真っ白な空間。川西英二の魂と、女神が対面している。
「川西英二さん、あなたは気の毒ですが人生を終えてしまいました。転生してもらいます。」
「はあ。」
「あなたにはチートをお一つ差し上げます。ステータスをご確認ください。」
川西英二(25)
レベル6
称号:転生者
保有スキル:どうせ僕なんて
HP:3
MP:18
「というわけで、いきなり草原に放り出すんですね、酷いですね、僕だからこれでいいやって思ったんでしょう…?」
べよん、べよん。
水色の、ぶよぶよした丸い塊がヘタレの前に現れた!
「あああ!スライムまで出てきたよ!なんか結局、僕ってこの程度なんだよね、はは、あはははは…。」
うろたえる、ヘタレ。
「保有スキル…どうせ僕なんて?ああ、そうだね、どうせ僕なんてすぐに食われてしまって一巻の終わりだよ、食ってもどうせ美味くないけどね、でも食うんでしょう?はは、ご丁寧なことで。骨まで食ったところで僕なんかうんこにもならないくらい意味がない存在なんですよ、こんなの食う勇気あるんですか?ないでしょう、そうなんですよ、僕なんて結局ね、はは、あはははは!!!」
スライムは恐れ戦いた!!何この人、ちょー怖い。スライムは逃げ出した!
ずささささ!!
スライムは回り込まれてしまった!
「ねえねえ!!なんで逃げるんですか、そんなに僕って情けないですか、捕食対象にすらなりませんか、そうですかそうですか、ねえあなた、僕はどうしたらいいと思います?何やってもヘタレ扱いされた挙句にこんな世界に飛ばされて、誰からも必要とされずにここでのたれ死んで土に帰って、ああ、土すらも僕を拒むかもしれませんね、ほれ、僕を食ってみろ!!土すら拒むこの僕おおおおお!!!」
ぱくり。
わーすか言ったところでこいつはただの食料だったという事に気が付いたスライムは、ヘタレを捕食した。三日後にちゃんとうんこは出たらしい。
「う、うーん???なんか夢でも見ていたような??」
ヘタレは時間を巻き戻されて、コンビニの入り口に立っていた。コンビニの入り口で立ち止まる前に、ちょっとだけ時空がゆがんだのだが、それに気づく様子はない。
ヘタレはコンビニで就職情報誌と競馬ブッツを買ってから帰路に就いた。家の近くの交差点で、車の暴走事故が発生していた。

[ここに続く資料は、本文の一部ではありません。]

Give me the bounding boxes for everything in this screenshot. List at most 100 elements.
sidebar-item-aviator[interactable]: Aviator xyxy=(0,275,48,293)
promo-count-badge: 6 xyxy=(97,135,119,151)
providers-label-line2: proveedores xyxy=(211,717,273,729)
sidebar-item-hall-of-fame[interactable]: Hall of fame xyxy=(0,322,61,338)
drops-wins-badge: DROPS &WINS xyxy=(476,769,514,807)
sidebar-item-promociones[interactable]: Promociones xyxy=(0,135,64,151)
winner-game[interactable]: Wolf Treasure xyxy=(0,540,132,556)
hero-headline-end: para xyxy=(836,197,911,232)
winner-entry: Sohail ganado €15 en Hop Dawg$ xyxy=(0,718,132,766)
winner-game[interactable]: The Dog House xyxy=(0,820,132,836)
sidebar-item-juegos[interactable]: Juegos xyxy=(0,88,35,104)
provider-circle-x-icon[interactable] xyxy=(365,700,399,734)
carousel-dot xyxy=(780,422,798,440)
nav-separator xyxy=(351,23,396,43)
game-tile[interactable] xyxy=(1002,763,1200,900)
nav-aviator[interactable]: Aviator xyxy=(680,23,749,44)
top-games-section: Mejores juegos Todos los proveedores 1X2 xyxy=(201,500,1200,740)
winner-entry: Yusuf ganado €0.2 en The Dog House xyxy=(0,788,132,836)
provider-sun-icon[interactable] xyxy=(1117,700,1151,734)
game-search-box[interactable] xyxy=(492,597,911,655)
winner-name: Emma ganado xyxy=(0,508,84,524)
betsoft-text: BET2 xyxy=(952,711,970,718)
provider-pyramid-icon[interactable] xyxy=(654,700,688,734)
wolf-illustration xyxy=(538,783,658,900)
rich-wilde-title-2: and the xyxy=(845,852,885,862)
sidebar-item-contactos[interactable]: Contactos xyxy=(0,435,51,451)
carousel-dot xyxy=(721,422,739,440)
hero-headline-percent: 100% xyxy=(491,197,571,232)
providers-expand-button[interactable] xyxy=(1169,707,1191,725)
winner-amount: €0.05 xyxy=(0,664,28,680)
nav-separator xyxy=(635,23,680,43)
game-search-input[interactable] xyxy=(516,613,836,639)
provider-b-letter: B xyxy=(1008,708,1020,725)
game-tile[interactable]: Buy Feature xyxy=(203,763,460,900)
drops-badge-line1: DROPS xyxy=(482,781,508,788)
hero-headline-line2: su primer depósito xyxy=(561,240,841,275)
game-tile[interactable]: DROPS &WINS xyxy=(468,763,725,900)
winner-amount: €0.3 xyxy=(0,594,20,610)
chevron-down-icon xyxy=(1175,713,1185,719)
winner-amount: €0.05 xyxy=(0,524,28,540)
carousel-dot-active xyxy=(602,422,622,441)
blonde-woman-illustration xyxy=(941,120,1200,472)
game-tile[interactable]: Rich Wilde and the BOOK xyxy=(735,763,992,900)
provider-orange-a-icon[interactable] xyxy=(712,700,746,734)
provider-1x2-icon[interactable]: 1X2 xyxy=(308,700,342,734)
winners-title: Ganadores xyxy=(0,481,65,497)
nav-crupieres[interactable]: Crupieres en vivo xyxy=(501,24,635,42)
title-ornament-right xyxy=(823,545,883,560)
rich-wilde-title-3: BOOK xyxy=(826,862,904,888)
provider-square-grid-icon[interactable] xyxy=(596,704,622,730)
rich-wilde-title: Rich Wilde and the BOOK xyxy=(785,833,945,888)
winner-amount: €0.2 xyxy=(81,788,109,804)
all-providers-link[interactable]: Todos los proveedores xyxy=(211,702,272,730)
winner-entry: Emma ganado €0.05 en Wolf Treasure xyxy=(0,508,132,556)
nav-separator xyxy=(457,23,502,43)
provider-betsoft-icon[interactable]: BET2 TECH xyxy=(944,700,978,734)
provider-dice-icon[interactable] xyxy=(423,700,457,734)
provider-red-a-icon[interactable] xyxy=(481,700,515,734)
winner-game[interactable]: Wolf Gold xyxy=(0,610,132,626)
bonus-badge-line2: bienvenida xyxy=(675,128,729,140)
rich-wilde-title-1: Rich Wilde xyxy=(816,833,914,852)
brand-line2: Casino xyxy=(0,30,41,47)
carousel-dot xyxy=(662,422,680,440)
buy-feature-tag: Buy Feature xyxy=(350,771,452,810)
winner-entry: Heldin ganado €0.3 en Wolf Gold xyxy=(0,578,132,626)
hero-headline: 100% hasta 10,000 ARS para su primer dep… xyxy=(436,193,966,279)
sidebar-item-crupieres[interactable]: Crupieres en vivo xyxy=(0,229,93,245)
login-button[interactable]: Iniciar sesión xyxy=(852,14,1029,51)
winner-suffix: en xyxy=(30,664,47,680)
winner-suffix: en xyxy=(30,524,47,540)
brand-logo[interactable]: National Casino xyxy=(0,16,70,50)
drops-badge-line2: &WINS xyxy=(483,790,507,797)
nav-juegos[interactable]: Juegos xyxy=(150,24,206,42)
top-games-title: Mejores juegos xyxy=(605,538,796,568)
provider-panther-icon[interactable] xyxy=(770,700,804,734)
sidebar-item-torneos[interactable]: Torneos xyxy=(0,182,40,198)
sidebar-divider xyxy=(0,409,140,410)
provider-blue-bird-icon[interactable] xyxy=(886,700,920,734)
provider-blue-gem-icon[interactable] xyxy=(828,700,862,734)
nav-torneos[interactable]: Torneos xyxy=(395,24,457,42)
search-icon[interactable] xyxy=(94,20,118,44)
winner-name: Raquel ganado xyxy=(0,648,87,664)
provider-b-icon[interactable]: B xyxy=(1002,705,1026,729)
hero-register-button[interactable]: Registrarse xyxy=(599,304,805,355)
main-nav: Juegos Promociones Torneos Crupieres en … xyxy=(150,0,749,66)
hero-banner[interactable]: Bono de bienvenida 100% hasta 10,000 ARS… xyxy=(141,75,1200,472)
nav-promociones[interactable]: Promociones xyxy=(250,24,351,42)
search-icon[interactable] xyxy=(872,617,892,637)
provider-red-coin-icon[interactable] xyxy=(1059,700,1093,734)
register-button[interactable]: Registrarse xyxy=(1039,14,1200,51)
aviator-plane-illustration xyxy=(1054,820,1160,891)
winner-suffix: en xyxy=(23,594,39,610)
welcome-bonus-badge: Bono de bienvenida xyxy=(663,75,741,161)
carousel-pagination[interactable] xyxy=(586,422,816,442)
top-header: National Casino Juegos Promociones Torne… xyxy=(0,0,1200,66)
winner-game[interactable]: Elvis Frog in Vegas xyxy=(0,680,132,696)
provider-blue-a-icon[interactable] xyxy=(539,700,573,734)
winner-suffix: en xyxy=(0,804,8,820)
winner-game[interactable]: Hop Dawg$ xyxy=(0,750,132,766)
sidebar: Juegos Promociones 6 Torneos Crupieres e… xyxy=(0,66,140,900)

「もう少し早く通りかかってたらあの車を汚すことになっちゃってたよね、はあ、良かった…。」
ヘタレは、毎日つまらない事でいつも凹んで周りにクソ重たい空気を振りまいていましたが、実はけっこう顔が良かったため一目惚れしてくれた能天気な女子に四六時中褒め殺されるようになり、いつしか勘違い自信過剰野郎へと進化したのちおかしなナルシスト野郎に最終進化して、見た目はまあまあ美しい他人嫌いの自分大好き爺さんとして名をはせ、69歳でこの世を去ったという事です。